FSSAI regulations on food colours
The FSSAI regulations for food colouring are covered under the category ‘Colouring Matter’ in the Food Safety and Standards (Food Products Standards and Food Additives) Regulations, 2011. The regulations say that no colouring matter may be added to food unless permitted in these regulations. The colours specified in these regulations, when used in the preparation of any article of food, shall be pure and free from any harmful impurities.
FSSAI permits the use of the following whether derived naturally or manufactured artificially.
- Carotene & Carotenoids including Beta-carotene, Beta-apo 8′- carotenal, Methylester of Beta-apo 8′ carotenoic acid, Ethylester of Beta-apo 8′ carotenoic acid, Canthaxanthin
- Riboflavin (Lactoflavin).
- Curcumin or turmeric
Annatto is to be prepared only in permitted edible oil as listed in regulations and the use must be mentioned on the label.
The synthetic colours that are permitted to be used are mentioned below.

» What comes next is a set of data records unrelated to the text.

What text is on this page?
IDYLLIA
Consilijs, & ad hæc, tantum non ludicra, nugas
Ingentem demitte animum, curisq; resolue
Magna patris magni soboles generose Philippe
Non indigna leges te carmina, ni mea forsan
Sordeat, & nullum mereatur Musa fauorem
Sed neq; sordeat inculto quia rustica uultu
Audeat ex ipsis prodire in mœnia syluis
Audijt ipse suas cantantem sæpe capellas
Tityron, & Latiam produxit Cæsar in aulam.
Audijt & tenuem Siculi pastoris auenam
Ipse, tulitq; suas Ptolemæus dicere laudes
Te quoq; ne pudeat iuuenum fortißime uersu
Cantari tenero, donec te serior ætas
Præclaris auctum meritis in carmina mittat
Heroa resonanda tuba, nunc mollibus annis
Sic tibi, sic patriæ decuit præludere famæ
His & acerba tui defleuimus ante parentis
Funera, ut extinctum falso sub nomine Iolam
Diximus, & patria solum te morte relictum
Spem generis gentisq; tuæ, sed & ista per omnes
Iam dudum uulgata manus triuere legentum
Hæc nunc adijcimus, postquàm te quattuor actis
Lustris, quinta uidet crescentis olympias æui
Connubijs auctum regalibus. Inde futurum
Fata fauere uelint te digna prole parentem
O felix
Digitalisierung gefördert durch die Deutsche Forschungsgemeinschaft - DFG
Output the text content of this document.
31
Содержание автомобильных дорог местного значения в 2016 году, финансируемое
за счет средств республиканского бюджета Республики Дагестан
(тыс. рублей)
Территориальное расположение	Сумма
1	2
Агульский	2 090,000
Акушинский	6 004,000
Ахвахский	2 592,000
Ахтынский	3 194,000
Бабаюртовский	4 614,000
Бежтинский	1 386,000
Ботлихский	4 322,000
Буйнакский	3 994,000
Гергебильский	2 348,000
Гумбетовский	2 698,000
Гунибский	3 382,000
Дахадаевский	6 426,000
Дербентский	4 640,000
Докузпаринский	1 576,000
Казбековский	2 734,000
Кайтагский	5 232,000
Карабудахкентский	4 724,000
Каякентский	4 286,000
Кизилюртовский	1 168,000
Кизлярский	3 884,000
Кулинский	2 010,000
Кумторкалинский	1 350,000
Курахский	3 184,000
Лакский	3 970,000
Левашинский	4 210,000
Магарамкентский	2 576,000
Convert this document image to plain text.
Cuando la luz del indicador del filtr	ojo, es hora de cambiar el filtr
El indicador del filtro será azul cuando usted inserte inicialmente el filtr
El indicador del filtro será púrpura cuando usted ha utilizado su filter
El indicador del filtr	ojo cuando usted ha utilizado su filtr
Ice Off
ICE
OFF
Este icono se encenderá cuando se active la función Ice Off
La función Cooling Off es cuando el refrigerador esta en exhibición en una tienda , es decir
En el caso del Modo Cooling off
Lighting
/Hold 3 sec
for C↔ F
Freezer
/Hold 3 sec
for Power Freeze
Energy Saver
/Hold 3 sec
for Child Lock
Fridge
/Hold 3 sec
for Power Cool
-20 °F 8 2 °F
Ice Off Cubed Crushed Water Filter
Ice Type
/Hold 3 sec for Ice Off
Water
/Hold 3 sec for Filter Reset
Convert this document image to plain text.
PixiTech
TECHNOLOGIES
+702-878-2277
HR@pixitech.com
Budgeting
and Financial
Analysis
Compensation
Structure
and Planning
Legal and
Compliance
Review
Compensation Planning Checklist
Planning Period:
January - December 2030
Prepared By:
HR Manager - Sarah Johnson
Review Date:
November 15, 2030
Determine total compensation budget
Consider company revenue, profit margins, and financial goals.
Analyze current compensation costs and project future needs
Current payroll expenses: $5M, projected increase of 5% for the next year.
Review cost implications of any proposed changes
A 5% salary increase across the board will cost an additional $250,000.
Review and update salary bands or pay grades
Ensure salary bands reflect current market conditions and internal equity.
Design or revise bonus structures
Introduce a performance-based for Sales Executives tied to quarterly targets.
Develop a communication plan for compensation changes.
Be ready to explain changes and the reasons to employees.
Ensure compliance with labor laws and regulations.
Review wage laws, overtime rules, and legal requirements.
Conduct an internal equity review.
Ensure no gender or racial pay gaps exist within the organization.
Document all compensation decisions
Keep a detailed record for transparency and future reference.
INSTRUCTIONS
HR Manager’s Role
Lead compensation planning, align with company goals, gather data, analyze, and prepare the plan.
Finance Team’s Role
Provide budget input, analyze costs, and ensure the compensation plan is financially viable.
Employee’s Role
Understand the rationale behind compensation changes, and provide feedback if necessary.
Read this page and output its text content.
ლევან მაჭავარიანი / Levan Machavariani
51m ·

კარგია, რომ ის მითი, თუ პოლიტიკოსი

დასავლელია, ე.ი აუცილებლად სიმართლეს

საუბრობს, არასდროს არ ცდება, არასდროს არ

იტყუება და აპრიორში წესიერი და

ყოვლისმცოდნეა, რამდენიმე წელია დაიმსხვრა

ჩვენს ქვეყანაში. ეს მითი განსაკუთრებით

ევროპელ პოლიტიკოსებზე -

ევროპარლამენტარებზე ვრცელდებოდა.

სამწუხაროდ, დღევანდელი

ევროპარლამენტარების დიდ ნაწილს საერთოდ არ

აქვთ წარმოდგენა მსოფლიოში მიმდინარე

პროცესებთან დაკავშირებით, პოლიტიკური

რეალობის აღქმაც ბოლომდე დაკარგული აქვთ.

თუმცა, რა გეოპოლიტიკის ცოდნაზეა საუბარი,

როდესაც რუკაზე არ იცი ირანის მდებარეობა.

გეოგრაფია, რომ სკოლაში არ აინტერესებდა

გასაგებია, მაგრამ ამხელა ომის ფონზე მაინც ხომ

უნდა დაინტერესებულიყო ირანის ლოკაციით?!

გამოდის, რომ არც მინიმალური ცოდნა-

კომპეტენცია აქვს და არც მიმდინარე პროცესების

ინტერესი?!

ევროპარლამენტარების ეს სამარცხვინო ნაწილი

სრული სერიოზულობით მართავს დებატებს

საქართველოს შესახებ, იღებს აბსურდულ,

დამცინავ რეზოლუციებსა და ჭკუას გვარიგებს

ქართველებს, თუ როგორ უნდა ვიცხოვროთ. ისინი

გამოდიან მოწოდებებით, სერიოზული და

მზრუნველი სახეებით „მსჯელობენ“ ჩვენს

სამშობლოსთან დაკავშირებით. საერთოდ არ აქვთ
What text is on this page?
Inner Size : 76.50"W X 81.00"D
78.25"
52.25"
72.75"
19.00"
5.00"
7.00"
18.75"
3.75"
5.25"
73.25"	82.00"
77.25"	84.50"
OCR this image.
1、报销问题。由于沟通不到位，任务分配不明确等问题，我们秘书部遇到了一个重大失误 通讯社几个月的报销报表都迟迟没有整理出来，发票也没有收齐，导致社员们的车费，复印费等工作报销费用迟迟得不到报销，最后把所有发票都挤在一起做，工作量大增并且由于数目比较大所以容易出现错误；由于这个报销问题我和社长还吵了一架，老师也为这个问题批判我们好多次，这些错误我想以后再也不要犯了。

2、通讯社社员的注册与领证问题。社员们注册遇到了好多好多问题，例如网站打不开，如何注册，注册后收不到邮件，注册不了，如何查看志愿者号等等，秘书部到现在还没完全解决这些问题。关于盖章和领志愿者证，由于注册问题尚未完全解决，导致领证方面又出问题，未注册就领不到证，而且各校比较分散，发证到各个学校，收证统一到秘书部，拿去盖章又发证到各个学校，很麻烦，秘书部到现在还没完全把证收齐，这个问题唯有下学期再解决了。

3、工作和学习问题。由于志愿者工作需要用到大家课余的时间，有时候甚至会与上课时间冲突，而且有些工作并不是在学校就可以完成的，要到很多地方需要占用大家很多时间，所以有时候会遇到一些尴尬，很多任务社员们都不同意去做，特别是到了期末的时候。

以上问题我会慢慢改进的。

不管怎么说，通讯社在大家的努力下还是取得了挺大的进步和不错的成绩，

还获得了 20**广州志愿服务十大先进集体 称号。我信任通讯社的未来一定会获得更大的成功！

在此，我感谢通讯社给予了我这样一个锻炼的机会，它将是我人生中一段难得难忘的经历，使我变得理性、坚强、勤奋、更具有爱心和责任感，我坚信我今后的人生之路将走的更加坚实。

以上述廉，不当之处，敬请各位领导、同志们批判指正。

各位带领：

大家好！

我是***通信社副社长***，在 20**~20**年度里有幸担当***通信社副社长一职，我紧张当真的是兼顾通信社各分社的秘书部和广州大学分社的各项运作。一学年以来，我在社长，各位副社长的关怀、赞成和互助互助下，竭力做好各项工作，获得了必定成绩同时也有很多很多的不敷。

- Red from: Ponceau 4R, Carmoisine, and Erythrosine
- Yellow from: Tartrazine and Sunset Yellow FCF
- Blue from: Indigo Carmine and Brilliant Blue FCF
- Green from: Fast Green FCF
Food products in which FSSAI permits colour as additive
- Ice-cream, milk lollies, frozen desserts, flavoured milk, yoghurt, ice-cream mix-powder
- Biscuits including biscuit wafer, pastries, cakes, confectionery, thread candies, sweets, savouries (dalmoth, mongia, phululab, sago papad, dal biji only)
- Peas, strawberries and cherries in hermetically sealed containers, preserved or processed papaya, canned tomato juice, fruit syrup, fruit squash, fruit crushes, fruit cordial, jellies, jam, marmalade, candied crystallised or glazed fruits
- Non-alcoholic carbonated and non-carbonated ready to serve synthetic beverages including synthetic syrups, sherbets, fruit bar, fruit beverages, fruit drinks, synthetic soft-drink concentrates
- Custard powder
- Jelly crystal and ice-candy
- Flavour emulsion and flavour paste for use in carbonated or non-carbonated beverages only under label declaration
Synthetic colours have maximum limits this is usually 100 parts per million of the final food or beverage for consumption. However, in some foods and beverages, mentioned in regulations, the maximum limit of permitted synthetic food colours may be up to and not exceed 200 parts per million of the final food or beverage for consumption.
The declaration about the food colours on the label shall be in accordance with the FSS (Packaging & Labelling) Regulations, 2011.